Scanning electron microscope shows up beads on a string appearance of nucleosomes along the length of DNA, which with the help of RNA polymerase II becomes RNA (transcript hangs off at right angles to DNA)
Have you ever wondered how your genome works? Well, thanks to scientists like Roger Kornberg, awarded the 2006 Nobel prize for Chemistry, who has painstakingly studied the micromechanics of transcription, we're getting a much clearer picture of what happens inside the nucleus, and how the billions of metres of DNA in your body are converted into RNA by an enzyme called RNA polymerase II.

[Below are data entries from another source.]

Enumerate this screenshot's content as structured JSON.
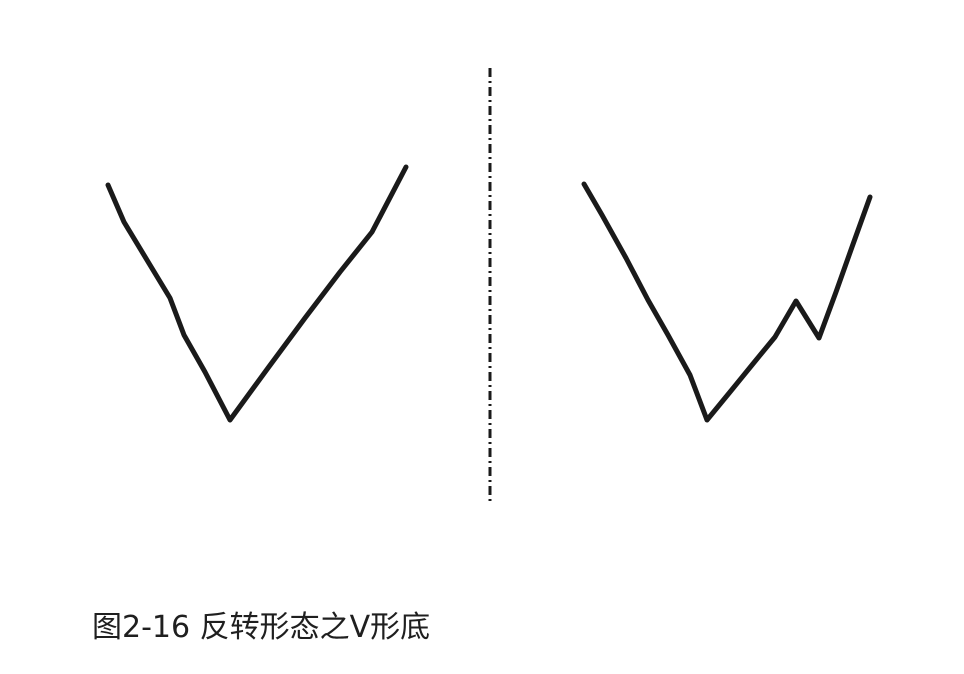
{
  "figure": {
    "caption": "图2-16 反转形态之V形底",
    "colors": {
      "stroke": "#1a1a1a",
      "background": "#ffffff"
    }
  }
}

Brona McVittie reports :: October 2006
Evidently inspired by his dad, Arthur Kornberg, who won the Nobel prize in 1959 for his work on describing the DNA polymerase enzyme that facilitates DNA replication, young Roger published a research paper in 2001 that set the scientific community abuzz. Using X-ray crystallography, as was used to unravel the crystal structure of DNA, Kornberg's team created an intricately detailed architectural model of the enzyme.
Furthermore they caught RNA polymerase II in the act, as it were, of making RNA from DNA. Equipped with clamp, saddle, zipper, rudder, lid, linker, funnel and jaws, the masterful enzyme admits the DNA double-helix into a groove near the active site, via its jaws. DNA strands unwind, allowing RNA nucleotides, through a tiny pore, to line up along the DNA. The newly formed RNA molecules jut out at right angles before breaking away in search of ribosomes, where they instruct protein manufacture.
Although many researchers had a fair idea of transcription, mainly by inference, no one had ever before described the process in such detail with the crystallographic evidence. In fact, RNA polymerase II is part of a complex series of events that are necessary to tease DNA away from nucleosomes, little histone bundles also described (at least in part) by Kornberg. These basic units of chromatin (seen as beads on a string in the picture above) are common to most cells with a nucleus i.e. not bacteria, and are instrumental in gene regulation.
Around 150 base-pairs of DNA encircle every histone bundle (nucleosome). While this keeps the nucleus tidy, it doesn't help transcription, when DNA has to peel away from protein bundles to allow RNA polymerase II to make RNA. As Thomas Jenuwein (Institute of Molecular Pathology, Vienna) notes, "While DNA is the unit for genetic information, the nucleosome is the unit of epigenetic information that can respond to environmental signals and influence the way genes work. Roger Kornberg and other scientists have described the basic principles for the conversion of stored (DNA) to functional (RNA) information in eukaryotic chromatin."